The first group of defaulters were individuals who were conned into buying houses at teaser rates and had a very hard time making payments when rates reset to market rates. The next group were individuals with decent to good credit; this group started to default because one or both members of the family lost their jobs and therefore could no longer make payments on the mortgage. Now we have the next wave; the strategic defaulters. This group’s decision to default is based on cold logic. The value of their homes has dropped so much that it no longer makes sense to make payments on a house that is trading well below market value.
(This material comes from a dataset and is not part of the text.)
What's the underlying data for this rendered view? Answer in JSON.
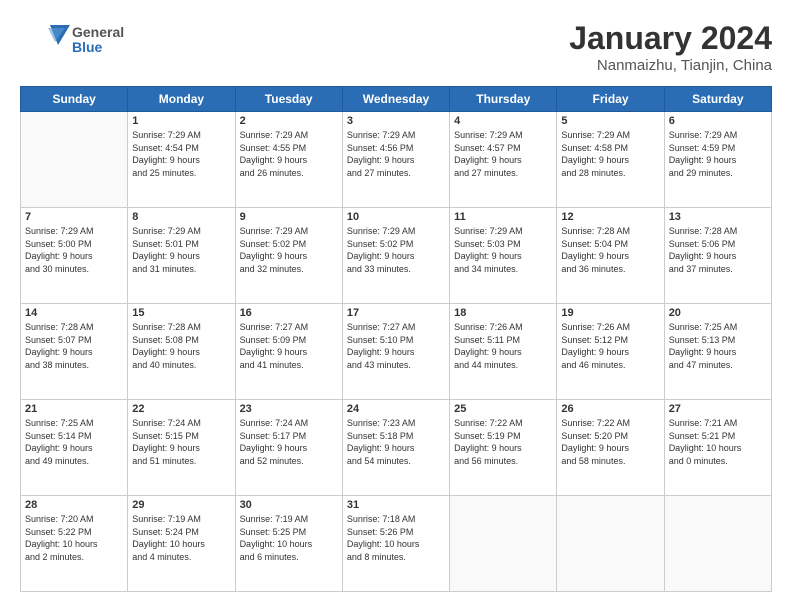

"Strategic" defaults accounted for at least 12 percent of all defaults in February, up from about 4 percent in mid-2007, according to a recent Morgan Stanley (NYSE:MS) report. Analysts led by Vishwanath Tirupattur classified a default as strategic when a homeowner who hadn’t previously been delinquent made an on-time mortgage payment one month; skipped payments for the next three months; and stayed current on other consumer debt of $10,000 or more. Full Story
In a way this it’s payback time for the banks; the banks swindled millions of innocent homeowners when they turned a blind eye and even encouraged the sale of fraudulent mortgages via the liar loan application process. Then when the S**T hit the fan, they came running to Washington and like faithful concubines, Washington bailed them out with taxpayer dollars. Thus they were handsomely rewarded for their illegal activities. Now it appears that the individual home owner is deciding to stick it to them and if this new trend picks up steam, a massive wave of new defaults could hit the market, further souring an already weak real estate market.
Housing analysts say strategic defaults mainly occur when a home’s value has dropped below the balance remaining on the mortgage. A homeowner in that position may decide that continuing to make payments is throwing money away, or may default to get the lender to modify the loan. All told, borrowers who aren’t making mortgage payments are probably skipping roughly $100 billion annually, an amount equal to 1 percent of consumer spending, according to Mark Zandi, chief economist at Moody’s Economy.com. Zandi likens the money to "a form of stimulus, a little tax cut." Full Story
Zillow.com states that one in five U.S. homes with a mortgage has “negative equity” so the number of potential strategic defaulters is rather huge; what we have on our hands is a ticking time bomb and purchasing real estate now is one of the dumbest moves an investor could make.
Long term the trend for housing is still down. Individuals that are bearish can use strong rallies to short stocks in the housing sector such as Lennar (NYSE:LEN), Beazer (NYSE:BZH), etc. ETF players can open up positions in REK, SRS, and if you really want to take an aggressive position you can short via Direxion’s DRV. SKF is another option; it is an ETF that shorts the financial sector.